Four hypotheses were written down before running anything, then tested with a controlled ablation that changes one regularizer at a time.
| # | Hypothesis (written before running) | Predicted outcome |
|---|---|---|
| H1 | Dropout 0.5 regularizes the network. | Validation accuracy rises; training accuracy may dip. |
| H2 | Weight decay 5e-2 suppresses the 34 noise features. | Validation rises more than dropout alone. |
| H3 | Dropout and weight decay together. | Best validation accuracy of all configurations. |
| H4 | Very strong regularization (dropout 0.8 + wd 5e-1). | The model underfits; training accuracy collapses. |
configs = [
("dropout 0.5", dict(p_drop=0.5)),
("weight decay 5e-2", dict(weight_decay=5e-2)),
("dropout 0.5 + wd 5e-2", dict(p_drop=0.5, weight_decay=5e-2)),
("over-regularized", dict(p_drop=0.8, weight_decay=5e-1)),
]
for name, kw in configs:
torch.manual_seed(0)
p = kw.get("p_drop", 0.0); wd = kw.get("weight_decay", 0.0)
tr, va = train(mlp(p), weight_decay=wd)
print(f"{name:22s} train {tr:.2f} val {va:.3f}")| Configuration | Train acc | Val acc | vs baseline |
|---|---|---|---|
| baseline (no regularization) | 1.00 | 0.717 | – |
| dropout 0.5 | 1.00 | 0.740 | +0.023 |
| weight decay 5e-2 | 1.00 | 0.759 | +0.042 |
| dropout 0.5 + weight decay 5e-2 | 1.00 | 0.757 | +0.040 |
| over-regularized (drop 0.8 + wd 5e-1) | 0.52 | 0.502 | −0.215 |
| # | Predicted | Observed | Verdict |
|---|---|---|---|
| H1 | Val rises, train may dip. | Val +0.023; train stayed 1.00 (60 points still memorized). | confirmed |
| H2 | Weight decay beats dropout. | Weight decay best single regularizer (+0.042). | confirmed |
| H3 | Combining is best. | 0.757, just below weight decay alone (0.759).
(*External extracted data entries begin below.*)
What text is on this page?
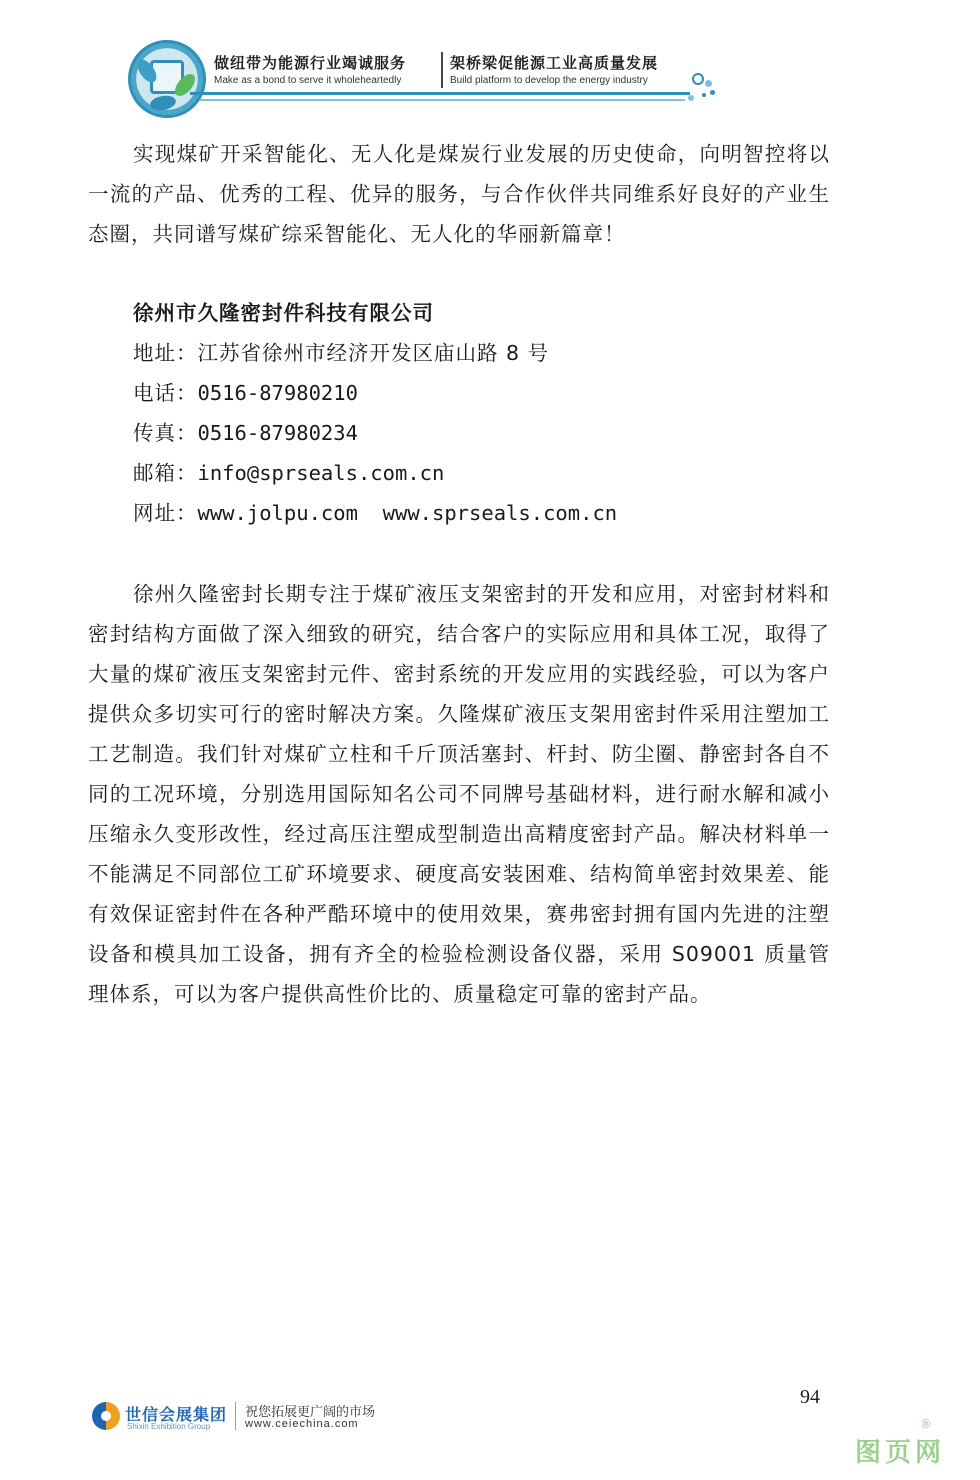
做纽带为能源行业竭诚服务	架桥梁促能源工业高质量发展
Make as a bond to serve it wholeheartedly	Build platform to develop the energy industry

实现煤矿开采智能化、无人化是煤炭行业发展的历史使命，向明智控将以一流的产品、优秀的工程、优异的服务，与合作伙伴共同维系好良好的产业生态圈，共同谱写煤矿综采智能化、无人化的华丽新篇章！

徐州市久隆密封件科技有限公司

地址：江苏省徐州市经济开发区庙山路 8 号

电话：0516-87980210

传真：0516-87980234

邮箱：info@sprseals.com.cn

网址：www.jolpu.com  www.sprseals.com.cn

徐州久隆密封长期专注于煤矿液压支架密封的开发和应用，对密封材料和密封结构方面做了深入细致的研究，结合客户的实际应用和具体工况，取得了大量的煤矿液压支架密封元件、密封系统的开发应用的实践经验，可以为客户提供众多切实可行的密时解决方案。久隆煤矿液压支架用密封件采用注塑加工工艺制造。我们针对煤矿立柱和千斤顶活塞封、杆封、防尘圈、静密封各自不同的工况环境，分别选用国际知名公司不同牌号基础材料，进行耐水解和减小压缩永久变形改性，经过高压注塑成型制造出高精度密封产品。解决材料单一不能满足不同部位工矿环境要求、硬度高安装困难、结构简单密封效果差、能有效保证密封件在各种严酷环境中的使用效果，赛弗密封拥有国内先进的注塑设备和模具加工设备，拥有齐全的检验检测设备仪器，采用 S09001 质量管理体系，可以为客户提供高性价比的、质量稳定可靠的密封产品。

94
世信会展集团
Shixin Exhibition Group
祝您拓展更广阔的市场
www.ceiechina.com
图页网
®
Dropout added nothing on top. | refuted |
| H4 | Underfits, train collapses. | Train fell to 0.52, val to chance (0.50). | confirmed |
Why regularization helped. A 60-point training set with 34 noise features is a high-variance regime: the unregularized network fits the noise (training accuracy 1.00) and carries it to validation. Weight decay penalizes large weights, shrinking the reliance on the noise features; dropout forces the network to spread its prediction across redundant units. Both lower variance, so validation accuracy rises from 0.72 to 0.76.
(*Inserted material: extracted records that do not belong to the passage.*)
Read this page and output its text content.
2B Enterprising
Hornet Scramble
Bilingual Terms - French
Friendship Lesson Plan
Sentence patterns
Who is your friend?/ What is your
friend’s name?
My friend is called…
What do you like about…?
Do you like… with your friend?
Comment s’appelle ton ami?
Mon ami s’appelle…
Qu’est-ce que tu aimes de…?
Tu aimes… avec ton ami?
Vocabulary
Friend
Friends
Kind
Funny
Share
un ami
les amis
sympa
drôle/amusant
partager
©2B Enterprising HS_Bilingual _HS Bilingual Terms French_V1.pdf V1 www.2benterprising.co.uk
Where it would break. With abundant training data the gap would be small and regularization would matter little. Too strong, and the model underfits, the 0.50 validation case, no better than guessing. Dropout must be off at evaluation (model.eval()); leaving it on would corrupt the reported validation accuracy.
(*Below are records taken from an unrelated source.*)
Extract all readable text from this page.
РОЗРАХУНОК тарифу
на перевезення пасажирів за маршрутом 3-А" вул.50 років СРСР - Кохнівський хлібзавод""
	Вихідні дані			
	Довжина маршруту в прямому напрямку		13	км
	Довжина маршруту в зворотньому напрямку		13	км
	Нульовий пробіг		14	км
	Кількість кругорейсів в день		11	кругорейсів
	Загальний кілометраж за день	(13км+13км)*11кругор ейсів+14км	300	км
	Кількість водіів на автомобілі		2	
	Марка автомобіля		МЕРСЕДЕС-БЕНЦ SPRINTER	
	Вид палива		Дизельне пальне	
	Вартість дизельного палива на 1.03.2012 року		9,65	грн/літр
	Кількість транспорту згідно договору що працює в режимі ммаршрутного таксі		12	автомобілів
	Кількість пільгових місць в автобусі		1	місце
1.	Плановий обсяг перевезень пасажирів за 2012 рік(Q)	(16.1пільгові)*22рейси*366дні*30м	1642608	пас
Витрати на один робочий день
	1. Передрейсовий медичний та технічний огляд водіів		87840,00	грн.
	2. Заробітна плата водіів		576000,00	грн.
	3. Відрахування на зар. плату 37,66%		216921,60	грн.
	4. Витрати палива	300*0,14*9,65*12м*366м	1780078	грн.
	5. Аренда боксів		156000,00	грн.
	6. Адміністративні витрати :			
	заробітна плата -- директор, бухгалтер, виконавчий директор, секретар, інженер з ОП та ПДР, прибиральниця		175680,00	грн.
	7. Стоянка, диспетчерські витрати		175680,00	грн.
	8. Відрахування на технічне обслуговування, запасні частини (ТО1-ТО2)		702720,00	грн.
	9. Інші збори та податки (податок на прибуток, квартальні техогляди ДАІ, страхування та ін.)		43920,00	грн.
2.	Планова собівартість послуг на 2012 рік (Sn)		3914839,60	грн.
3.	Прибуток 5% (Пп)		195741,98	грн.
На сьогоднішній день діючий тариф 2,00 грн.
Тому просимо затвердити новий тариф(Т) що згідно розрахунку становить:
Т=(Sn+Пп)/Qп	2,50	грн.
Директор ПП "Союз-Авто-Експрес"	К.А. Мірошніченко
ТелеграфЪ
What changed and the final choice. Validation accuracy improved by 4 points (0.717 to 0.759) by suppressing reliance on the 34 noise features. The chosen configuration is weight decay 5e-2 alone: it gives the best validation accuracy with the simplest setup, and the ablation shows dropout adds nothing on top of it for this dataset.